Consagração das Famílias na Ronda da Lapinha
No terceiro domingo do mês de junho, o domingo a seguir à festa de Santo António, a cidade de Guimarães é abraçada em clamor e prece por uma multidão de devotos que, saindo no início da tarde do seu santuário, situado a sudeste da montanha  de Santa Catarina, Penha, na freguesia de Calvos, só para na igreja da Colegiada como manda a tradição. E continua, após “esta visita” de cerca de hora e meia percorrendo o total de cerca de 21 quilómetros que o senhor Arcebispo Primaz, como pode ler-se adiante qualificou como meia maratona da fé, até chegar ao seu solar.
Este ano, na comemoração dos 400 anos de Ronda, a Irmandade de Nossa Senhora da Lapinha  em sintonia com o arciprestado de Guimarães e Vizela, quis assinalar a gratíssima efeméride com uma semana de sensibilização das paróquias com a presença da imagem da Senhora da Lapinha na primeira semana de maio para a reflexão sobre o tema atual e candente “a Família” e com uma conferência no auditório do Centro Pastoral de Guimarães “o papel da família no atual contexto social e económico” Porém, foi a cerimónia de Consagração das Famílias no Largo do Toural que marcou indelevelmente este ano jubilar da Senhora da Lapinha. O largo do Toural esbordou por todos as ruas confluentes para participar na cerimónia presidida por D. Jorge Ortiga, Arcebispo Primaz: um coro de mais de trezentas vozes acompanhado pela Fundação Orquestra Studio, dirigido pelo maestro Rui Massena contribuiu para a expressão contagiante de fé bem sentida no ato da Consagração.

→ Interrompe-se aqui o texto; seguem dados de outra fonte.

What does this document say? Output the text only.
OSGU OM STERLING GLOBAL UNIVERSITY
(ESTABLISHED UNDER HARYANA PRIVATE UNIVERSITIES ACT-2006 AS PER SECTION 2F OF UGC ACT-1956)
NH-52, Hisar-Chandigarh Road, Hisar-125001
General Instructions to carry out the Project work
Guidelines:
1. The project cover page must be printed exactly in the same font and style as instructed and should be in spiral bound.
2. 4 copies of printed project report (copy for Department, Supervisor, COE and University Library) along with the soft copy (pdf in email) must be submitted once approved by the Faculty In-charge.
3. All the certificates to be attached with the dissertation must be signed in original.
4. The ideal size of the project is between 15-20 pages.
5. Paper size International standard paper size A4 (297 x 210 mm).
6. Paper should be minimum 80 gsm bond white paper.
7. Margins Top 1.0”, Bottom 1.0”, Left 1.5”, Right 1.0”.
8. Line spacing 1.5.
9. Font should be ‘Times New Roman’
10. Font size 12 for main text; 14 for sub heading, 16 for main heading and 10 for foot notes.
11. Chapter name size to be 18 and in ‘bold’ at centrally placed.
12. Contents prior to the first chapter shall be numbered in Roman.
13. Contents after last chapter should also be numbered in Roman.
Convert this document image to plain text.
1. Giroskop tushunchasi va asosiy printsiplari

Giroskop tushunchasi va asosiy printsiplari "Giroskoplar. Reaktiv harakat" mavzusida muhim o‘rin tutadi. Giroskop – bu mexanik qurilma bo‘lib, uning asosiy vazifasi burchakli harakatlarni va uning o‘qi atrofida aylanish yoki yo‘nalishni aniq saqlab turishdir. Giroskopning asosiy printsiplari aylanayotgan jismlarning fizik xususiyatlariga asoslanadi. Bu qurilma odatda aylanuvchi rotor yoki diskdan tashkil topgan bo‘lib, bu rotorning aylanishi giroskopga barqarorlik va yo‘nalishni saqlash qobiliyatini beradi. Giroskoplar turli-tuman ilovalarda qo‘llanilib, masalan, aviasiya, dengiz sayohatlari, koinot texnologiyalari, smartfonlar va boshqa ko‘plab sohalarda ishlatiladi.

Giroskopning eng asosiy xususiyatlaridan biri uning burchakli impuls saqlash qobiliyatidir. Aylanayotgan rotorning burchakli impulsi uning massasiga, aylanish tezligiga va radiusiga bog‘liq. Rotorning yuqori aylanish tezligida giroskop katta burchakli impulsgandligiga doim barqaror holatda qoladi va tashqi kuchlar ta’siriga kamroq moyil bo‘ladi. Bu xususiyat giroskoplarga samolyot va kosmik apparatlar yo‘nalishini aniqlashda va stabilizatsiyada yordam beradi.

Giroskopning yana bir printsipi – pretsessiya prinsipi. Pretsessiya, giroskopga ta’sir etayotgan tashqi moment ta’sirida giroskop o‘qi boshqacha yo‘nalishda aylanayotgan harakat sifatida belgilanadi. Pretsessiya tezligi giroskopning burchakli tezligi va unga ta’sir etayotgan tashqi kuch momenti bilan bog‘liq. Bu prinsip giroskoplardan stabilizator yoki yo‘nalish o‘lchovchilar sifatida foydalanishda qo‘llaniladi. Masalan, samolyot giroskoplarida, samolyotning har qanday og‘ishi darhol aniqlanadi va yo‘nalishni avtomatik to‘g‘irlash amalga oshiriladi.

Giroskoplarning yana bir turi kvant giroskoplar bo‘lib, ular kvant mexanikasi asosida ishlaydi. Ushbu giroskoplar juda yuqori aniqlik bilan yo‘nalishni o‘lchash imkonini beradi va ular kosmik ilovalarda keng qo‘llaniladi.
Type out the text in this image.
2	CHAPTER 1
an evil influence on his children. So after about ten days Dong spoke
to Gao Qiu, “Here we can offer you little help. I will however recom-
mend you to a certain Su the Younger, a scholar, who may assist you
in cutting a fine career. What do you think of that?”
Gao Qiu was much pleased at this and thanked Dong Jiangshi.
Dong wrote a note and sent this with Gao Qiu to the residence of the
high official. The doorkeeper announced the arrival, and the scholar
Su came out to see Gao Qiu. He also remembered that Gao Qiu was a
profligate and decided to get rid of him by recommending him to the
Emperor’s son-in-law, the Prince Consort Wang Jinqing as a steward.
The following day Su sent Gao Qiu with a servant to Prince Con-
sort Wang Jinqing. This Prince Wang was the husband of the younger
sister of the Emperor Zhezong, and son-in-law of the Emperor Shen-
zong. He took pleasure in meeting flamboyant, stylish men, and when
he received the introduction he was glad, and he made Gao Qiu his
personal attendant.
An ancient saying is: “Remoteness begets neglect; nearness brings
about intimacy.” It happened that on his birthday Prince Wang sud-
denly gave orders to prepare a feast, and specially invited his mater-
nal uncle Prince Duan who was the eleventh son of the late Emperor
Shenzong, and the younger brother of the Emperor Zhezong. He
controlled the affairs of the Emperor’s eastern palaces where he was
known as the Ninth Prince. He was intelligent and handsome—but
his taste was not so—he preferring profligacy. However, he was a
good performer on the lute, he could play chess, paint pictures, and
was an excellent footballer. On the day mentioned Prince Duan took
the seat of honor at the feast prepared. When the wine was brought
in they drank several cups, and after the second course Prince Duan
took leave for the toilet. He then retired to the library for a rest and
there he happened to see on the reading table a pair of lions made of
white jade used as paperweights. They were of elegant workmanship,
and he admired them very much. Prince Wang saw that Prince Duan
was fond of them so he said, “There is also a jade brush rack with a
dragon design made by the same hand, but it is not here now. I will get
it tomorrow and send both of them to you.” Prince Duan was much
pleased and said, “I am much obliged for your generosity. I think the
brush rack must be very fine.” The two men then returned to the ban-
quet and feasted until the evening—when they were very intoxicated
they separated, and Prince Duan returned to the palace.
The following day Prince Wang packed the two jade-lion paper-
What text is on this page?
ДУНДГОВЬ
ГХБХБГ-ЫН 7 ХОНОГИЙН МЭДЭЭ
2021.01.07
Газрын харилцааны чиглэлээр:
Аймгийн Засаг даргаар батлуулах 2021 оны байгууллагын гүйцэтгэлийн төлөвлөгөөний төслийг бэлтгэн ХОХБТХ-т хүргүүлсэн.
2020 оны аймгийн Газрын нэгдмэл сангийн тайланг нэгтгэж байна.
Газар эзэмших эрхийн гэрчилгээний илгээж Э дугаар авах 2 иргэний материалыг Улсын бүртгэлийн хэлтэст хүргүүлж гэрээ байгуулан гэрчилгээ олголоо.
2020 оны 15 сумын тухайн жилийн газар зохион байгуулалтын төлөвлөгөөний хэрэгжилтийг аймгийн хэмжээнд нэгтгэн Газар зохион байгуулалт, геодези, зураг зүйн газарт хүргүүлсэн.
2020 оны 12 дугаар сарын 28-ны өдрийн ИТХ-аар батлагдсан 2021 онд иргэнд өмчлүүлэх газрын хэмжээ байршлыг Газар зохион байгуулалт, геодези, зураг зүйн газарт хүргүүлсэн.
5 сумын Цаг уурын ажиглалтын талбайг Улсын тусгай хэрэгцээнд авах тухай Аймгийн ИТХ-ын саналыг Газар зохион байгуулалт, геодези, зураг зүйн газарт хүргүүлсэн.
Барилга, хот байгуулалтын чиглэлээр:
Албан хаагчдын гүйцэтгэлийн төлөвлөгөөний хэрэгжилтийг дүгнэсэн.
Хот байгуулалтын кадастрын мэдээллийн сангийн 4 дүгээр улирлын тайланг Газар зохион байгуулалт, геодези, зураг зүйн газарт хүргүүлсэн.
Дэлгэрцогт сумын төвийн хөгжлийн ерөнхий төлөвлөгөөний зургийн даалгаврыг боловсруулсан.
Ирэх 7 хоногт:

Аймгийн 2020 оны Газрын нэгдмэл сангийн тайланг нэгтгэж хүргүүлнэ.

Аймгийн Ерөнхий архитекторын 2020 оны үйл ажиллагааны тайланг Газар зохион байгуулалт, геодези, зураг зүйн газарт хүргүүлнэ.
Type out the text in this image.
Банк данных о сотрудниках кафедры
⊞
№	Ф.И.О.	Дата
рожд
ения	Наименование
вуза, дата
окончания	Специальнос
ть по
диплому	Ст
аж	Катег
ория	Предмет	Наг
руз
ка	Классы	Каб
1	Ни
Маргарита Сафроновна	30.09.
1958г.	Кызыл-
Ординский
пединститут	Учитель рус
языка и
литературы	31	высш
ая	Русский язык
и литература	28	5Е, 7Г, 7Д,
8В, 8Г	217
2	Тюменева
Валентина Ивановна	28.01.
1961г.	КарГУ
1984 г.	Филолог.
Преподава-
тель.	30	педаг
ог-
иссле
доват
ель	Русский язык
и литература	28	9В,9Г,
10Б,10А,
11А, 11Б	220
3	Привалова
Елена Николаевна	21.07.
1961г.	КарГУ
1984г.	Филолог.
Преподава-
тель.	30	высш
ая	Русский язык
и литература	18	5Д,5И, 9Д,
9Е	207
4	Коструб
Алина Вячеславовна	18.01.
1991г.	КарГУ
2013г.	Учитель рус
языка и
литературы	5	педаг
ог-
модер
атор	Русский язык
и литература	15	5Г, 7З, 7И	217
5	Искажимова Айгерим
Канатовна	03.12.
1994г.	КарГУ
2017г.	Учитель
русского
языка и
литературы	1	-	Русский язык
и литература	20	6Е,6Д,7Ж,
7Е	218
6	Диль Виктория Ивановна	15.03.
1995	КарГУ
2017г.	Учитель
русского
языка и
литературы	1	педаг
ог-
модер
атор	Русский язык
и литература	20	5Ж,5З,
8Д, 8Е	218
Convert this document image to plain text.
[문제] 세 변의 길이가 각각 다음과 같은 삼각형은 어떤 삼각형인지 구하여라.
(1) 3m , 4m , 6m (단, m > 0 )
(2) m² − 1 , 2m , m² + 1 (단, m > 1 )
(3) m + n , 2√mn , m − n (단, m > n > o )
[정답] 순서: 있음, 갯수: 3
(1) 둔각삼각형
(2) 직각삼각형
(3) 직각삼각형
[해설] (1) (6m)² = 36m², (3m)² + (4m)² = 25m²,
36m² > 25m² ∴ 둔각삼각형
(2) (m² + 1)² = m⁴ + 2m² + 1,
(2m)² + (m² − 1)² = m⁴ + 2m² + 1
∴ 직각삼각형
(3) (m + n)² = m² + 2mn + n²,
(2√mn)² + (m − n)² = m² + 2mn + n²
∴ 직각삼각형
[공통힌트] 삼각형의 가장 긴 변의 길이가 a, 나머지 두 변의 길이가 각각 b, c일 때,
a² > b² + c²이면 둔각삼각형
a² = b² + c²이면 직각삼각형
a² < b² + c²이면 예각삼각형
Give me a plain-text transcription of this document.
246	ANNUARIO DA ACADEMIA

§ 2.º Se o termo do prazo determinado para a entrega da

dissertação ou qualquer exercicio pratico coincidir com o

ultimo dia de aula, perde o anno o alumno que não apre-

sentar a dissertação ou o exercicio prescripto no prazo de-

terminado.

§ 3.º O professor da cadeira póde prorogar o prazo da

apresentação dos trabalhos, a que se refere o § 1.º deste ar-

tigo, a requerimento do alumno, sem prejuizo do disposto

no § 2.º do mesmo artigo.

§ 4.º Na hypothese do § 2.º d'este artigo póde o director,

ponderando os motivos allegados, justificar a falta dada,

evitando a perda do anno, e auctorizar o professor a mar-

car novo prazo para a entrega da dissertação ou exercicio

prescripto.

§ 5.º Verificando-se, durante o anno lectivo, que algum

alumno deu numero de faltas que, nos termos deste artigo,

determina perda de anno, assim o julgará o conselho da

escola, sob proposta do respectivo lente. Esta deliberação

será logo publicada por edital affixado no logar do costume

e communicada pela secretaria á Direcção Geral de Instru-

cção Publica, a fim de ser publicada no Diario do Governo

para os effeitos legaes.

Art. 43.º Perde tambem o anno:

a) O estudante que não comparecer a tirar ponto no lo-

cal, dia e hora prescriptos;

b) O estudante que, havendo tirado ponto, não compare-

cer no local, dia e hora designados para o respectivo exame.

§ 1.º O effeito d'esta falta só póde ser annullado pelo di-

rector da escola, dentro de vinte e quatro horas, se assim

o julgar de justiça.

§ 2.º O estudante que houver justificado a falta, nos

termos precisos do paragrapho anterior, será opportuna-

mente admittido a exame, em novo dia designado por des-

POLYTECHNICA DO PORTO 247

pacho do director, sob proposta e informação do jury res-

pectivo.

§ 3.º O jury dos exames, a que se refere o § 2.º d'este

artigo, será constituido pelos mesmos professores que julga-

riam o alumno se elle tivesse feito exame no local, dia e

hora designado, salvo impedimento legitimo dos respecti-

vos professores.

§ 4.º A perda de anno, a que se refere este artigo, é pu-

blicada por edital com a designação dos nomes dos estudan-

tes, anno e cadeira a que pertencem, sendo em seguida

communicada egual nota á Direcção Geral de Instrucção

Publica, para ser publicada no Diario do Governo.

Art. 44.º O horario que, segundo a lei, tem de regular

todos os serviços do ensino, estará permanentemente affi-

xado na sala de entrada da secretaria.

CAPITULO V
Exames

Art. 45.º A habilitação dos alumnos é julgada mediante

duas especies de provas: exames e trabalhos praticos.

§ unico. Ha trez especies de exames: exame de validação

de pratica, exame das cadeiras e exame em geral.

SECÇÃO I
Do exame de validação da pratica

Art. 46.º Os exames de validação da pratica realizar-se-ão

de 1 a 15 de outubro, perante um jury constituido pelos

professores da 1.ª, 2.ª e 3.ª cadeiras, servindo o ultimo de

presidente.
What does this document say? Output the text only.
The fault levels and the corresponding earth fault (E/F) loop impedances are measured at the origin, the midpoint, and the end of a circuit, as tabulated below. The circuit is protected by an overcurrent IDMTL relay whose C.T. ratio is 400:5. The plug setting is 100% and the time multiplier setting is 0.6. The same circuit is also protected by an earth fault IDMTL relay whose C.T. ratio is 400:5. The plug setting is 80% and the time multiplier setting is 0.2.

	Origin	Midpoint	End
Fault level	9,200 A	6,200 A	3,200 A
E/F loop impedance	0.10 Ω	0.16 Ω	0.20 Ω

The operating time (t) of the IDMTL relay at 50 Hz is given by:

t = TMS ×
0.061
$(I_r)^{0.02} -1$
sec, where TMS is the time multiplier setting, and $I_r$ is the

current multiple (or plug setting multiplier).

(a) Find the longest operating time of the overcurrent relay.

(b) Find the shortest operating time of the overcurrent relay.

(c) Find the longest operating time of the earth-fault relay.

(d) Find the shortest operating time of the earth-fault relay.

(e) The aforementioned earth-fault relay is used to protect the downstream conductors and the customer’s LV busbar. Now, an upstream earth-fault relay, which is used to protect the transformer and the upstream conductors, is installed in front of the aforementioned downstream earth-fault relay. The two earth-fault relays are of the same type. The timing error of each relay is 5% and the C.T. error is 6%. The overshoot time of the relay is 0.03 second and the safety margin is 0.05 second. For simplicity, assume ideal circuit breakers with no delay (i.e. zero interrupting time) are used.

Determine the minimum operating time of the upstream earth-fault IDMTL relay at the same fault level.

Interessante foi também a presença das imagens da Senhora da Oliveira, Senhora da Abadia, Senhora do Alívio, Senhora da Penha, Senhora da Madre de Deus e Senhora dos Milagres (Pontevedra).
Para memória ficam as considerações e o texto de Consagração do senhor Arcebispo Primaz.
Era uma vez, um grupo de agricultores que moravam numa freguesia nos arredores de Guimarães nos inícios do séc. XVII. A terra era tudo para eles: a sobrevivência, a economia, a profissão e a companhia de toda a vida.
Contudo, a certa altura houve uma grande praga de gafanhotos naquela zona, que devoravam as culturas agrícolas. No meio deste flagelo, os agricultores pegaram na imagem da Senhora da Lapinha, que se venerava entre umas lapas, e trouxeram-na até à igreja de Nossa Senhora da Oliveira, no centro da cidade. Seguiram em procissão e clamor, implorando, a estas duas invocações marianas, o alívio para as suas colheitas ameaçadas.
Curiosamente, quando os lavradores regressaram a casa, a calamidade tinha sido superada e, consequentemente, as colheitas tinham sido salvas.
Em consequência deste acontecimento, entendido como um milagre, os agricultores, residentes em torno do monte da Senhora da Lapinha, comprometeram-se a repetir esta peregrinação todos os anos, como forma de renovar e agradecer o auxílio às duas Senhoras, conferido na proteção das suas culturas agrícolas.
Passados 400 anos daquela que foi a primeira Ronda da Lapinha, cujos 21km constituem uma autêntica meia-maratona da fé, encontramo-nos hoje aqui na Praça do Toural, o coração da cidade de Guimarães, em ano de Capital Europeia da Cultura.
Viemos de longe e de perto para peregrinar com Maria, a Senhora da Lapinha, pelas ruas e estradas da nossa vida. Na presença das suas “seis irmãs”, que a devoção popular promulgou, a Ela queremos pedir a protecção, não só para as nossas terras agrícolas, donde brota o alimento, mas sobretudo para as nossas famílias, a terra donde brota a vida.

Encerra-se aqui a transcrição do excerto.